Tagesarchiv: 21. Juni 2009

selbstbefragung (20) – emotionen

die fragebögen zur selbstbefragung versuche ich ab nun ein wenig unter rubriken zu bündeln. dieses mal geht es um „emotionen„. wie offen drücken sie ihre gefühle aus? beschreiben sie.

  • können sie auch negative gefühle zelebrieren?
  • würden sie sich eher als emotionaler oder als rationaler mensch bezeichnen?
  • welche bedeutung hat für sie ihr bauchgefühl? hören sie darauf oder nicht? begründen sie.
  • ab wann ist für sie ein mensch gefühllos?
  • wie gehen sie damit um, wenn ihnen gegenüber ein mensch sehr emotional wird?
  • welche ereignisse lösen bei ihnen die meisten emotionen aus?
  • haben sie es schon einmal erlebt, dass sie dachten, sie werden ihrer gefühle nicht mehr herr? beschreiben sie?
  • was bedeutet für sie, mitfühlend zu sein?
  • welche emotionen erscheinen ihnen negativ?

schreibidee (132)

der alltag aber auch die freizeit sollen für viele ein event sein. events wiederum benötigen geld, konsum und eine menge menschen. das bedeutet aber, dass events meist laut und voll sind. diesen eindruck hinterlässt der alltag manchmal. vielen fällt es schwer, zwischendurch einmal zur ruhe zu kommen, durchzuatmen und sich fallen zu lassen. jeder rückzug aus dem sozialen kontext erscheint bedrohlich, lässt schwere gedanken aufkommen und wird möglichst schnell beendet. diese schreibanregung soll ein gegengewicht schaffen. es werden „geschichten der stille“ geschrieben.

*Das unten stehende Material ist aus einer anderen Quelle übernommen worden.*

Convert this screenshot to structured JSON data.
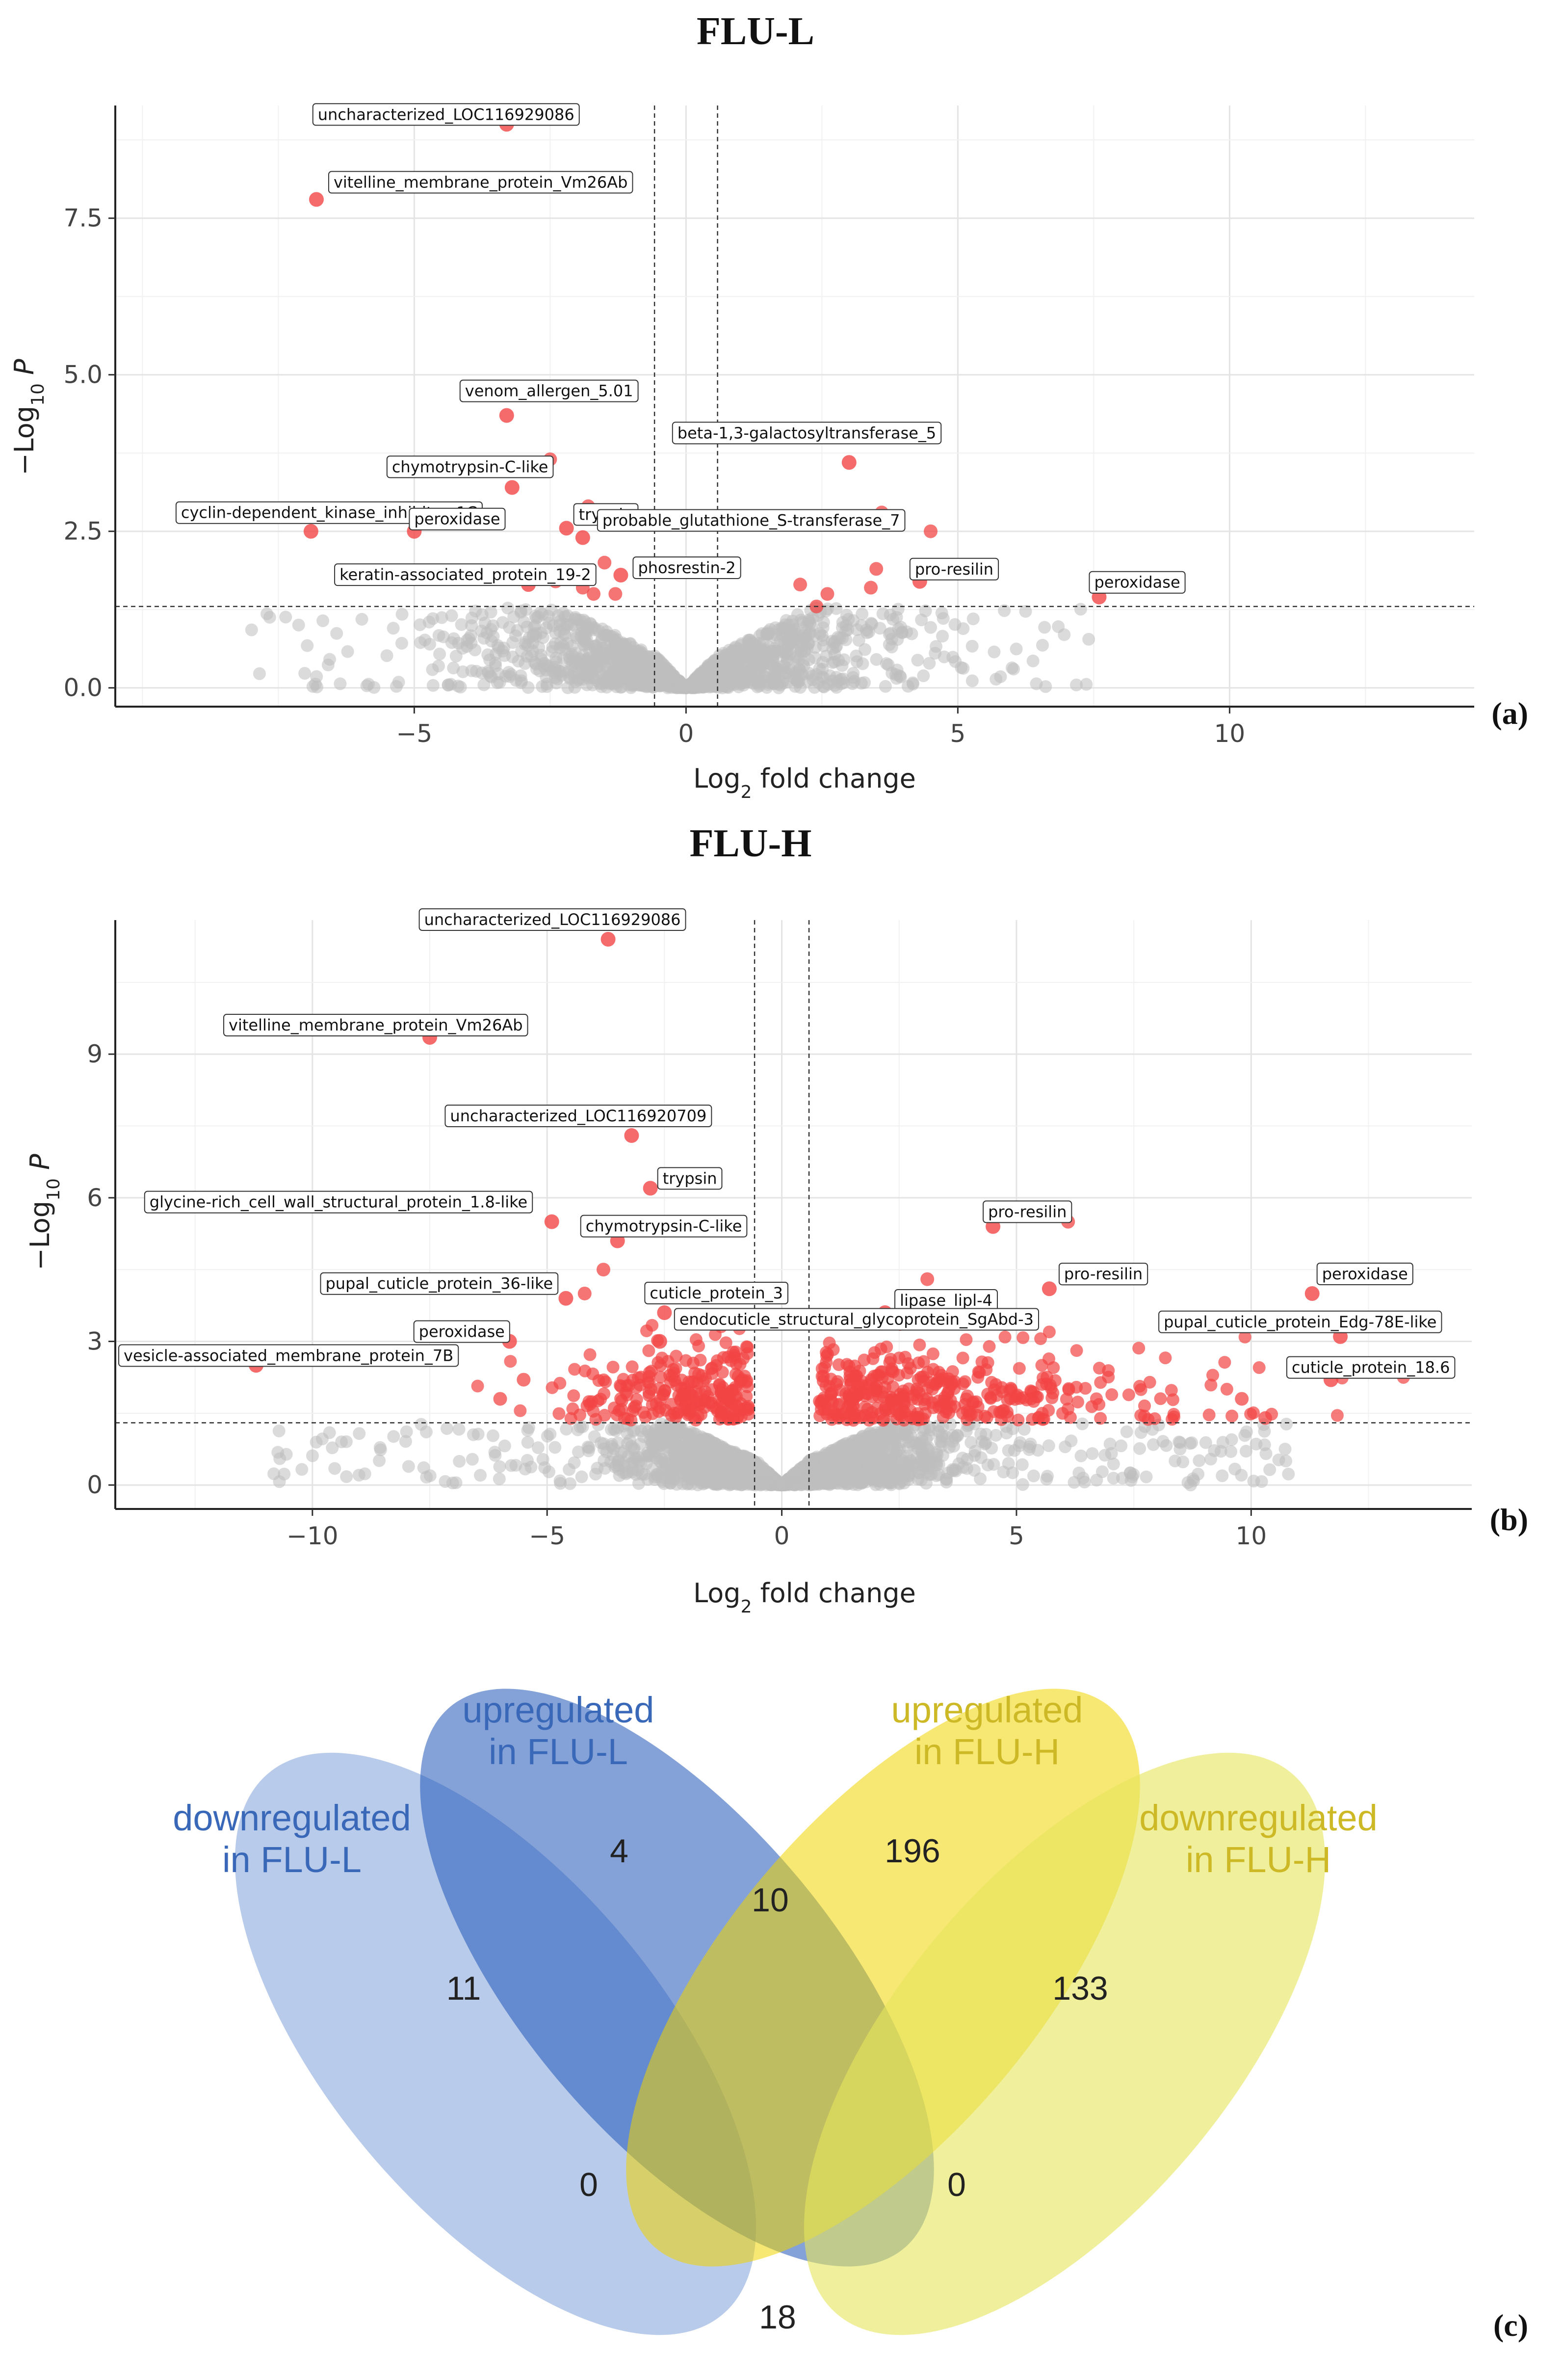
{
  "colors": {
    "significant": "#f24545",
    "nonsignificant": "#bdbdbd",
    "blue_dark": "#1f55b8",
    "blue_light": "#8aa8dc",
    "yellow_bright": "#f0d400",
    "yellow_light": "#e6e45a",
    "blue_text": "#3a68b8",
    "yellow_text": "#cdb826"
  },
  "chart_data": [
    {
      "type": "scatter",
      "panel": "(a)",
      "title": "FLU-L",
      "xlabel": "Log2 fold change",
      "ylabel": "−Log10 P",
      "xlim": [
        -10.5,
        14.5
      ],
      "ylim": [
        -0.3,
        9.3
      ],
      "xticks": [
        -5,
        0,
        5,
        10
      ],
      "xtick_labels": [
        "−5",
        "0",
        "5",
        "10"
      ],
      "yticks": [
        0,
        2.5,
        5,
        7.5
      ],
      "ytick_labels": [
        "0.0",
        "2.5",
        "5.0",
        "7.5"
      ],
      "fc_cutoff": 0.58,
      "p_cutoff": 1.3,
      "labelled_points": [
        {
          "x": -3.3,
          "y": 9.0,
          "label": "uncharacterized_LOC116929086"
        },
        {
          "x": -6.8,
          "y": 7.8,
          "label": "vitelline_membrane_protein_Vm26Ab"
        },
        {
          "x": -3.3,
          "y": 4.35,
          "label": "venom_allergen_5.01"
        },
        {
          "x": -3.2,
          "y": 3.2,
          "label": "chymotrypsin-C-like"
        },
        {
          "x": -6.9,
          "y": 2.5,
          "label": "cyclin-dependent_kinase_inhibitor_1C"
        },
        {
          "x": -2.2,
          "y": 2.55,
          "label": "trypsin"
        },
        {
          "x": -5.0,
          "y": 2.5,
          "label": "peroxidase"
        },
        {
          "x": -1.9,
          "y": 2.4,
          "label": "probable_glutathione_S-transferase_7"
        },
        {
          "x": -1.2,
          "y": 1.8,
          "label": "phosrestin-2"
        },
        {
          "x": -2.9,
          "y": 1.65,
          "label": "keratin-associated_protein_19-2"
        },
        {
          "x": 3.0,
          "y": 3.6,
          "label": "beta-1,3-galactosyltransferase_5"
        },
        {
          "x": 4.3,
          "y": 1.7,
          "label": "pro-resilin"
        },
        {
          "x": 7.6,
          "y": 1.45,
          "label": "peroxidase"
        }
      ],
      "other_significant": [
        [
          -2.5,
          3.65
        ],
        [
          -1.8,
          2.9
        ],
        [
          -2.2,
          1.8
        ],
        [
          -1.5,
          2.0
        ],
        [
          -1.9,
          1.6
        ],
        [
          -1.3,
          1.5
        ],
        [
          -2.4,
          1.7
        ],
        [
          2.1,
          1.65
        ],
        [
          2.6,
          1.5
        ],
        [
          2.4,
          1.3
        ],
        [
          3.6,
          2.8
        ],
        [
          4.5,
          2.5
        ],
        [
          3.5,
          1.9
        ],
        [
          3.4,
          1.6
        ],
        [
          -1.7,
          1.5
        ]
      ]
    },
    {
      "type": "scatter",
      "panel": "(b)",
      "title": "FLU-H",
      "xlabel": "Log2 fold change",
      "ylabel": "−Log10 P",
      "xlim": [
        -14.2,
        14.7
      ],
      "ylim": [
        -0.5,
        11.8
      ],
      "xticks": [
        -10,
        -5,
        0,
        5,
        10
      ],
      "xtick_labels": [
        "−10",
        "−5",
        "0",
        "5",
        "10"
      ],
      "yticks": [
        0,
        3,
        6,
        9
      ],
      "ytick_labels": [
        "0",
        "3",
        "6",
        "9"
      ],
      "fc_cutoff": 0.58,
      "p_cutoff": 1.3,
      "labelled_points": [
        {
          "x": -3.7,
          "y": 11.4,
          "label": "uncharacterized_LOC116929086"
        },
        {
          "x": -7.5,
          "y": 9.35,
          "label": "vitelline_membrane_protein_Vm26Ab"
        },
        {
          "x": -3.2,
          "y": 7.3,
          "label": "uncharacterized_LOC116920709"
        },
        {
          "x": -2.8,
          "y": 6.2,
          "label": "trypsin"
        },
        {
          "x": -4.9,
          "y": 5.5,
          "label": "glycine-rich_cell_wall_structural_protein_1.8-like"
        },
        {
          "x": -3.5,
          "y": 5.1,
          "label": "chymotrypsin-C-like"
        },
        {
          "x": -4.6,
          "y": 3.9,
          "label": "pupal_cuticle_protein_36-like"
        },
        {
          "x": -2.5,
          "y": 3.6,
          "label": "cuticle_protein_3"
        },
        {
          "x": -5.8,
          "y": 3.0,
          "label": "peroxidase"
        },
        {
          "x": 2.2,
          "y": 3.6,
          "label": "lipase_lipl-4"
        },
        {
          "x": -2.6,
          "y": 3.0,
          "label": "endocuticle_structural_glycoprotein_SgAbd-3"
        },
        {
          "x": 4.5,
          "y": 5.4,
          "label": "pro-resilin"
        },
        {
          "x": 5.7,
          "y": 4.1,
          "label": "pro-resilin"
        },
        {
          "x": 11.3,
          "y": 4.0,
          "label": "peroxidase"
        },
        {
          "x": 11.9,
          "y": 3.1,
          "label": "pupal_cuticle_protein_Edg-78E-like"
        },
        {
          "x": 11.7,
          "y": 2.2,
          "label": "cuticle_protein_18.6"
        },
        {
          "x": -11.2,
          "y": 2.5,
          "label": "vesicle-associated_membrane_protein_7B"
        }
      ],
      "other_significant": [
        [
          6.1,
          5.5
        ],
        [
          -4.2,
          4.0
        ],
        [
          -3.8,
          4.5
        ],
        [
          -5.5,
          2.2
        ],
        [
          -6.0,
          1.8
        ],
        [
          10.3,
          1.4
        ],
        [
          9.8,
          1.8
        ],
        [
          3.1,
          4.3
        ]
      ]
    }
  ],
  "venn": {
    "panel": "(c)",
    "sets": [
      {
        "line1": "downregulated",
        "line2": "in FLU-L"
      },
      {
        "line1": "upregulated",
        "line2": "in FLU-L"
      },
      {
        "line1": "upregulated",
        "line2": "in FLU-H"
      },
      {
        "line1": "downregulated",
        "line2": "in FLU-H"
      }
    ],
    "counts": {
      "down_L_only": "11",
      "up_L_only": "4",
      "up_L_and_up_H": "10",
      "up_H_only": "196",
      "down_H_only": "133",
      "down_L_and_up_H": "0",
      "up_L_and_down_H": "0",
      "down_L_and_down_H": "18"
    }
  }
}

der einstieg ist sehr einfach. man fordert die teilnehmerInnen der schreibgruppe auf, 10 minuten stille zu zelebrieren. dies bedeutet, es wird nicht geredet, es werden keine tätigkeiten ausgeübt, es wird versucht, keine geräusche zu machen. in dieser zeit können die teilnehmerInnen ihre gedanken schweifen lassen, sie notieren sich aber nichts.

erst nach den 10 minuten werden in 10 minuten freewriting die gedanken und eindrücke niedergeschrieben. anschließend können noch ein paar stichpunkte notiert werden. wenn dies geschehen ist, wäre es ideal, wenn man einen film zur hand hätte, der nichts anderes zeigt, als einen einsamen naturort (einen wald, eine küste, eine wiese oder anderes) mit den dazugehörigen geräuschen. das ist zwar meistens nicht still aber ruhig. während des zeigens werden auch keine notizen gemacht. nach dem film werden noch einmal zehn minuten freewriting durchgeführt und stichworte notiert.

erst jetzt ist es an der zeit, eine „geschichte der stille“ zu schreiben. es gibt keine weiteren vorgaben. anschließend werden die geschichten vorgelesen und im feedback sollte berücksichtigt werden, wie gut „stille“ oder „ruhe“ erfasst wurden. anschließen können vielleicht noch ein paar haikus verfasst werden. ideal kann diese schreibanregung natürlich umgesetzt werden, wenn die schreibgruppe schon an einem abgelegenen ort stattfindet. dann können die teilnehmerInnen anstatt einen film anzusehen, in die umgebung ausschwärmen und für sich einen ruhigen ort suchen, an dem sie allein ausharren.